78. However, the subjective concerns of women prisoners are not the only concerns which the Defendant had to consider in developing the policies: he also had to take into account the rights of transgender women in the prison system.
79. Throughout the policies, the need to assess and manage all risks is repeatedly emphasised. A transgender woman, with or without a GRC, who is assessed as suitable to be accommodated in the general population may be subject to restrictions if necessary. A transgender woman with a GRC will, if necessary for the safety of herself and/or others, be accommodated on E Wing and have no unsupervised contact with women prisoners elsewhere in the prison. In an exceptional case, a high risk transgender woman, even with a GRC, can be transferred to the male estate because of the higher level of security which is there available. (Bold added)
Once again, the dangers are acknowledged but it is left to the implementation of safety protocols by the prison itself. While not even the Judge denies the problems, he just minimises them and assumes women’s concerns are not based on a personal knowledge or analysis of “male patterns of violence” but are rather subjective – the modern version of hysterical women who should get a grip of themselves.

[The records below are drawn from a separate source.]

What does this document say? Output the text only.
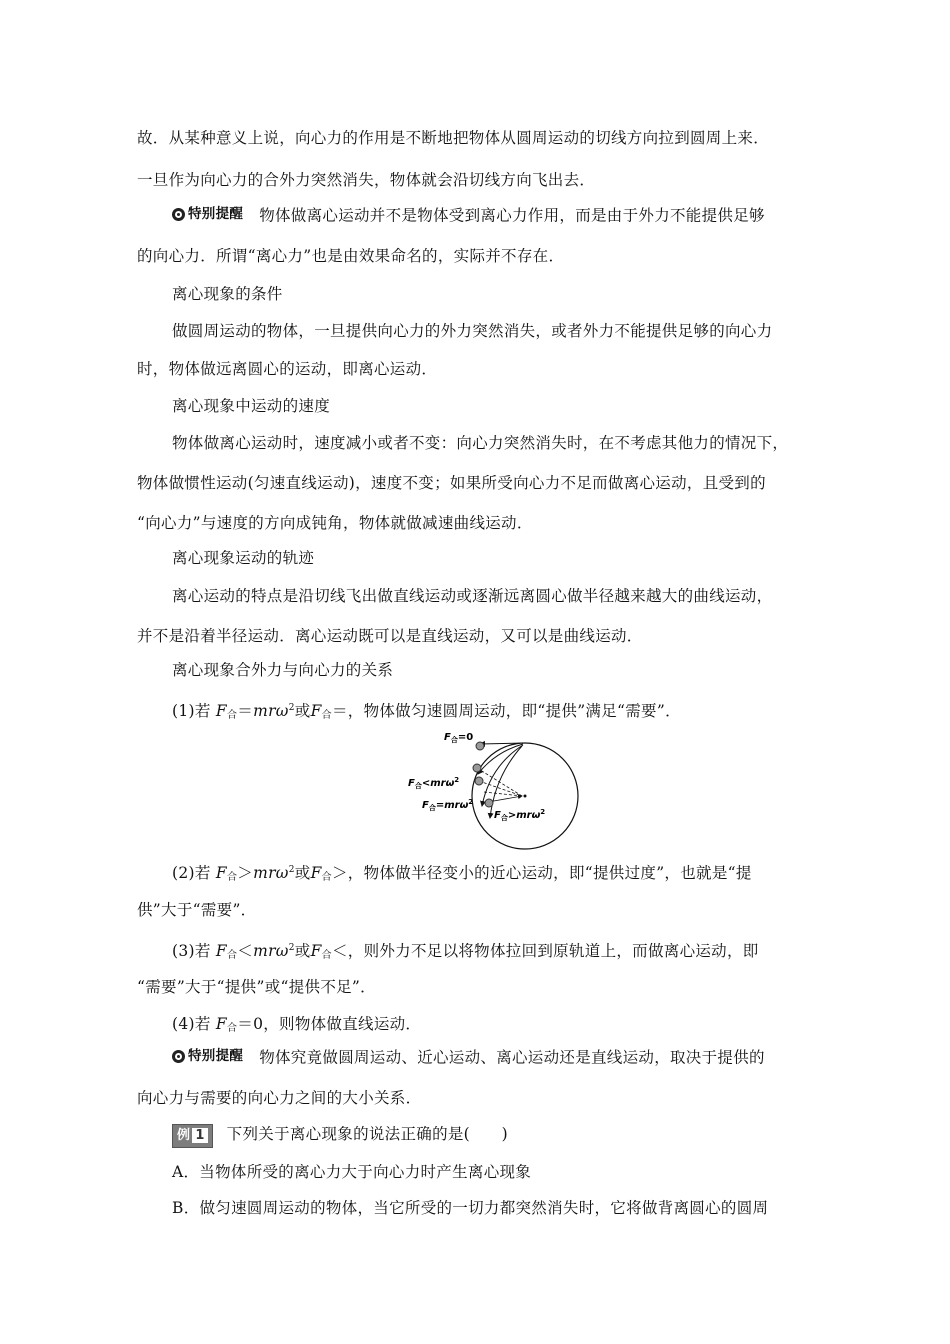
故．从某种意义上说，向心力的作用是不断地把物体从圆周运动的切线方向拉到圆周上来．
一旦作为向心力的合外力突然消失，物体就会沿切线方向飞出去．
特别提醒 物体做离心运动并不是物体受到离心力作用，而是由于外力不能提供足够
的向心力．所谓“离心力”也是由效果命名的，实际并不存在．
离心现象的条件
做圆周运动的物体，一旦提供向心力的外力突然消失，或者外力不能提供足够的向心力
时，物体做远离圆心的运动，即离心运动．
离心现象中运动的速度
物体做离心运动时，速度减小或者不变：向心力突然消失时，在不考虑其他力的情况下，
物体做惯性运动(匀速直线运动)，速度不变；如果所受向心力不足而做离心运动，且受到的
“向心力”与速度的方向成钝角，物体就做减速曲线运动．
离心现象运动的轨迹
离心运动的特点是沿切线飞出做直线运动或逐渐远离圆心做半径越来越大的曲线运动，
并不是沿着半径运动．离心运动既可以是直线运动，又可以是曲线运动．
离心现象合外力与向心力的关系
(1)若 $F_合=mr\omega^2$或$F_合=$，物体做匀速圆周运动，即“提供”满足“需要”．
$F_合=0$
$F_合<mr\omega^2$
$F_合=mr\omega^2$
$F_合>mr\omega^2$
(2)若 $F_合>mr\omega^2$或$F_合>$，物体做半径变小的近心运动，即“提供过度”，也就是“提
供”大于“需要”．
(3)若 $F_合<mr\omega^2$或$F_合<$，则外力不足以将物体拉回到原轨道上，而做离心运动，即
“需要”大于“提供”或“提供不足”．
(4)若 $F_合=0$，则物体做直线运动．
特别提醒 物体究竟做圆周运动、近心运动、离心运动还是直线运动，取决于提供的
向心力与需要的向心力之间的大小关系．
例 1 下列关于离心现象的说法正确的是(　　)
A．当物体所受的离心力大于向心力时产生离心现象
B．做匀速圆周运动的物体，当它所受的一切力都突然消失时，它将做背离圆心的圆周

It is clear from this Judgement where we are headed.
The problems raised cannot be resolved in the context of current legislation, as the judges are willing to overlook the safety of women in pursuit of a balance between their rights and those who would potentially sexually assault them. The Gender Recognition Act needs to be abolished, no ifs or buts. Those statutory voids that exist in penal policy need to be rectified and women given an explicit right not to share accommodation with men. Men claiming to be women should be housed in the male estate or in a specialised stand alone unit not connected in any shape or form to the female estate.
Much was made by the Judge of the protocols and evaluations that are made when placing men in the female estate. However, it is never explained why this cannot be done within the male estate, where they should be held. No evaluations are made as to how to keep them safely within the male estate, only as to how to “safely” place them in the female estate, which we know does not work. The seven “statistically insignificant” rapes are testimony to that fact. This is an appalling Judgement on so many levels, and many sex offenders will now take advantage of it. Soon we will have men parading around the same areas as women, including the showers. If, as the Judge does, it is accepted that these men are women, then there is no reason to exclude them from all areas of the female estate: a dangerous precedent has been set.
Gearóid Ó Loingsigh
About the author: Gearóid Ó Loingsigh is a political and human rights activist in Latin America and has published a number of reports on prisons in Colombia. Prior to the Covid-19 pandemic he regularly visited prisons in Bogotá, Medellín, Cúcuta, Bucaramanga and Valledupar to carry out workshops with prisoners. Gearóid has given talks to and workshops with grassroots rural and student based organisations on prison issues and also conflict and development.